The extraordinary becoming the ordinary. That some day we won’t need these conversations, and we won’t point out individual instances of inclusion. It will just be background to the experience.
Perhaps one day we will look at a Celebratory Black Library Authors Poster and it won’t just be the same six middle aged white men with glasses, wearing black. Maybe there will be faces like ours looking back from amongst them.

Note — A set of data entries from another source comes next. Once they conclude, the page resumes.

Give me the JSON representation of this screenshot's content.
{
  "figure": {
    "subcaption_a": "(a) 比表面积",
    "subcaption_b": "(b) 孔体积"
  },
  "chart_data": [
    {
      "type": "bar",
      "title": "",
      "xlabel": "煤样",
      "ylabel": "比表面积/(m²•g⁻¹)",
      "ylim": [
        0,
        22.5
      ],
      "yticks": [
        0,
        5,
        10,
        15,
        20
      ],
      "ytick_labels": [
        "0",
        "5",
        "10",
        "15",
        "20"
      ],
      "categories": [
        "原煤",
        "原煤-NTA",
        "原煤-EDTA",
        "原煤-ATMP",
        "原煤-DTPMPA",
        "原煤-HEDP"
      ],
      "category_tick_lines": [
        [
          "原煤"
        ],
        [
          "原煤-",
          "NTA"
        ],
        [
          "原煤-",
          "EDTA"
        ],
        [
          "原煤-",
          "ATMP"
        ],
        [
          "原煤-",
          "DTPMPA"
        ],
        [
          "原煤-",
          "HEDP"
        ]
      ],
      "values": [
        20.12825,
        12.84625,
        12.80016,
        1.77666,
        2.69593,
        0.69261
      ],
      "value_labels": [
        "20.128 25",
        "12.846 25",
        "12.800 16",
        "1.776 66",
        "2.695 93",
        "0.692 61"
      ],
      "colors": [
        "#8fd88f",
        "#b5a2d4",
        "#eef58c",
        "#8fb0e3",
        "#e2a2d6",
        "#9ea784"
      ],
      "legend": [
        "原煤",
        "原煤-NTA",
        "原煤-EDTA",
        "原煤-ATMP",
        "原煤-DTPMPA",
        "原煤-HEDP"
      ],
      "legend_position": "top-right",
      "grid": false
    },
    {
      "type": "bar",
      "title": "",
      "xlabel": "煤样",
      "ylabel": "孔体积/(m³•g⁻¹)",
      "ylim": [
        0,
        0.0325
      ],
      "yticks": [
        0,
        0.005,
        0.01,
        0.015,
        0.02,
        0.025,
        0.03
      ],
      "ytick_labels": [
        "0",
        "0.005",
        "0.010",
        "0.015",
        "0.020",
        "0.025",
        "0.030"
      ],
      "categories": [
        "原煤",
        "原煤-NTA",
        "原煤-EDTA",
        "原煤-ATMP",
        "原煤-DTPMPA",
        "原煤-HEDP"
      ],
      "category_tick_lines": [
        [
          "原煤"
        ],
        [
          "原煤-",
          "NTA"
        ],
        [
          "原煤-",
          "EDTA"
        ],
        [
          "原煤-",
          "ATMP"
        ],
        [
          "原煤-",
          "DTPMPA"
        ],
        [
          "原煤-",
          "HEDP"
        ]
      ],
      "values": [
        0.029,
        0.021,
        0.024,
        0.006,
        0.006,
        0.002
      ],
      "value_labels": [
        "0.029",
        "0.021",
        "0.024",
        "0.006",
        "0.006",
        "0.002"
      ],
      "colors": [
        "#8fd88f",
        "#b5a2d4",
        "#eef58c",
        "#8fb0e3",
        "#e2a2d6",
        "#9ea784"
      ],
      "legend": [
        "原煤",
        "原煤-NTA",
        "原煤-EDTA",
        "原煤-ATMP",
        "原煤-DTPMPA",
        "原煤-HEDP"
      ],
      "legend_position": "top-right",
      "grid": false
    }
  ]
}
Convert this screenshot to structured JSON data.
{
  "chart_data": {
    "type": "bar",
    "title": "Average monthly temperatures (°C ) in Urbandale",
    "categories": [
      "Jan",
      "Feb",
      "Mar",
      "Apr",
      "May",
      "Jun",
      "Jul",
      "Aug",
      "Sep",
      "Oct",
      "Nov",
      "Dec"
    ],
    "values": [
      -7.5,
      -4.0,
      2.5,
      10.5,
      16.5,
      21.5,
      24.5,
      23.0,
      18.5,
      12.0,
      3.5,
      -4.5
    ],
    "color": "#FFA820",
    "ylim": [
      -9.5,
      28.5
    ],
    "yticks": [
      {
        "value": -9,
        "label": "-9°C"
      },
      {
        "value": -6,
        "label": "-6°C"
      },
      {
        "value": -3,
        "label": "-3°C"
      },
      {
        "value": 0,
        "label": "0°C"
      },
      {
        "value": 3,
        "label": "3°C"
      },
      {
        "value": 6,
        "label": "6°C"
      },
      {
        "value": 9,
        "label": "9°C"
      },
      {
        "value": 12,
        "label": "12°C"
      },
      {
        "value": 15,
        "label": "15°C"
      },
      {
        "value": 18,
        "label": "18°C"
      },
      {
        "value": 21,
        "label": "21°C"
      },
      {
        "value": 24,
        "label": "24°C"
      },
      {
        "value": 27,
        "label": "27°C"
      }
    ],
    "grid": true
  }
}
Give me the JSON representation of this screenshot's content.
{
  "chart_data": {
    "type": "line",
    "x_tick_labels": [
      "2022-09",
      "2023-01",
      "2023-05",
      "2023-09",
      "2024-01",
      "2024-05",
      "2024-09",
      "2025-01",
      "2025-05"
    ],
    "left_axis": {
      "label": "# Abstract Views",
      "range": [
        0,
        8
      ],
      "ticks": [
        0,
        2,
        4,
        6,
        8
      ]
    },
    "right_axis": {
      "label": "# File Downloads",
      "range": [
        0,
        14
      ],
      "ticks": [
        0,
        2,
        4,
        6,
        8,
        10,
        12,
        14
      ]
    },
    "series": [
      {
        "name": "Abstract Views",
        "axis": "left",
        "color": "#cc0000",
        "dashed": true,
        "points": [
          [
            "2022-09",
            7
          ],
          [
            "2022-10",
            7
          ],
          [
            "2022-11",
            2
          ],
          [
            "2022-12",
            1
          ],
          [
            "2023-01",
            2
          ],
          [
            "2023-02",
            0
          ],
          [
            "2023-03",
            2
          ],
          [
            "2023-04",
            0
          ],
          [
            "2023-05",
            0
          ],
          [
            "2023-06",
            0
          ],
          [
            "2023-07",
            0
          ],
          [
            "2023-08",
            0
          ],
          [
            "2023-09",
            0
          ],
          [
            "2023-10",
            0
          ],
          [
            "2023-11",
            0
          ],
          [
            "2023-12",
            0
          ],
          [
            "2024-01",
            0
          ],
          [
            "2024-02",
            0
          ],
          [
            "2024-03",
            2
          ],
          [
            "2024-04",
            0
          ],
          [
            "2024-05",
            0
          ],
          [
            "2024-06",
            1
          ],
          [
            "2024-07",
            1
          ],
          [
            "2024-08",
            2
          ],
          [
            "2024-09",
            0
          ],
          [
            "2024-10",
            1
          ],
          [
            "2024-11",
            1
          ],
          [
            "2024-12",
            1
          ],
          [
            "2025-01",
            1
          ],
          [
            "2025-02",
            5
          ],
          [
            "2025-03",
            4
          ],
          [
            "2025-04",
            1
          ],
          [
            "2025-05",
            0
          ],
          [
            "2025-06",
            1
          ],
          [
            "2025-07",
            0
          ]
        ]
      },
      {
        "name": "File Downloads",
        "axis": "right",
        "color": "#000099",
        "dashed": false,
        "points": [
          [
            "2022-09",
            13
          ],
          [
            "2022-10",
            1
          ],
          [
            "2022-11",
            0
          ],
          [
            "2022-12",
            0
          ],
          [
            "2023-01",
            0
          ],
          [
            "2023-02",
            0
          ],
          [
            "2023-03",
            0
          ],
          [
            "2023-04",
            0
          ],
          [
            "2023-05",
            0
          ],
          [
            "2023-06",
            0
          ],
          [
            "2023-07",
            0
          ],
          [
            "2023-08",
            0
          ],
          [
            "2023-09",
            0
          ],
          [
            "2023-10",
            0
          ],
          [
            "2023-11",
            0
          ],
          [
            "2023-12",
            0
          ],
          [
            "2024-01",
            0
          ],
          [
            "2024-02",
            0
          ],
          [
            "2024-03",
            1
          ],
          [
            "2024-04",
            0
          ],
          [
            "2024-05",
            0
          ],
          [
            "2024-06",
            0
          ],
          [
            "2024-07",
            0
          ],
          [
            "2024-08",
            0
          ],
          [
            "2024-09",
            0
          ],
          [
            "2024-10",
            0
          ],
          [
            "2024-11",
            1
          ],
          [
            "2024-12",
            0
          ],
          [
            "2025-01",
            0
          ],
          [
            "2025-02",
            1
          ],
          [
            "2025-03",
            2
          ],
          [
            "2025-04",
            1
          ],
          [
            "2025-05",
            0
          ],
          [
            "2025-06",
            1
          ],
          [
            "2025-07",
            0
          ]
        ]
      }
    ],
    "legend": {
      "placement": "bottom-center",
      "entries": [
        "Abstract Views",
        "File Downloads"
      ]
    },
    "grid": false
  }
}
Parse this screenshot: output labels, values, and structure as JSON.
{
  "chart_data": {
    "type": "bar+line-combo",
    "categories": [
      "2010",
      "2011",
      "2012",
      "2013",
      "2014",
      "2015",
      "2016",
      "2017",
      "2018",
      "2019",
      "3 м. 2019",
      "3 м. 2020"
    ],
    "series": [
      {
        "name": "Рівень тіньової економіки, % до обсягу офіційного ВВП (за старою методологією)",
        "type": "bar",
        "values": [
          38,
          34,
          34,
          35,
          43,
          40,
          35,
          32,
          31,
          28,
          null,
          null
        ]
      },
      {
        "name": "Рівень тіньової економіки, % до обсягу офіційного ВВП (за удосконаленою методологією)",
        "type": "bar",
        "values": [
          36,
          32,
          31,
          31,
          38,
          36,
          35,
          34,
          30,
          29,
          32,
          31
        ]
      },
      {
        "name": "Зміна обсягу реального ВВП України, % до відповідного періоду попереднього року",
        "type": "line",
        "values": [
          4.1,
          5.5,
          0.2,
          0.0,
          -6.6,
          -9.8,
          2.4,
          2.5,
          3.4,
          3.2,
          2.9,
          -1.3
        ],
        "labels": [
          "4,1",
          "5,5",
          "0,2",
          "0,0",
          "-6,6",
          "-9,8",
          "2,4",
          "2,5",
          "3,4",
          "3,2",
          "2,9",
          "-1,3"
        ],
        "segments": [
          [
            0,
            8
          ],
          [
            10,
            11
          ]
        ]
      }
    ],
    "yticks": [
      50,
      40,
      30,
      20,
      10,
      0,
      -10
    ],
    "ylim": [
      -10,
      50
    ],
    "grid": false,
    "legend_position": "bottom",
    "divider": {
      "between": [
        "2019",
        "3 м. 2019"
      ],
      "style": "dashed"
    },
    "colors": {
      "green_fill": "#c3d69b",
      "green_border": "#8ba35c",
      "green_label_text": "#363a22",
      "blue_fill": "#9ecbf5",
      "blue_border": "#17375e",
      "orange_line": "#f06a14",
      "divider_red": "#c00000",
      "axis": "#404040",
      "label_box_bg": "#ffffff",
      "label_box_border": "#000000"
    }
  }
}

In the meantime, maybe one of them will discover some colours, or wear a hat?
Maybe.
Linear time means that eventually, the folks holding the reins have to retire, and allow new people to take over. That will always cause change, in one direction or another, and watching it will be truly fascinating.
What Message Would You Send to Games Workshop?
I wouldn’t be here without your IP, in a great many senses. Which is why it still comes from a place of love when I say:
You wrote statements that directly shook the cage of the demographic that you wish weren’t part of your fandom.
And then you have said nothing since, and left us as minorities to deal with the backlash you created.
We thrive in peer-led communities but still must watch what we say and share publicly, because we know there’s nobody else looking out for us.
There’s not yet blood on your hands, but there could be some day; if bigots in your fandom continue to truly believe that this is a space they are able to contest and fight for.
There’s time to turn things around. But don’t continue to let good people be the casualties of your silence.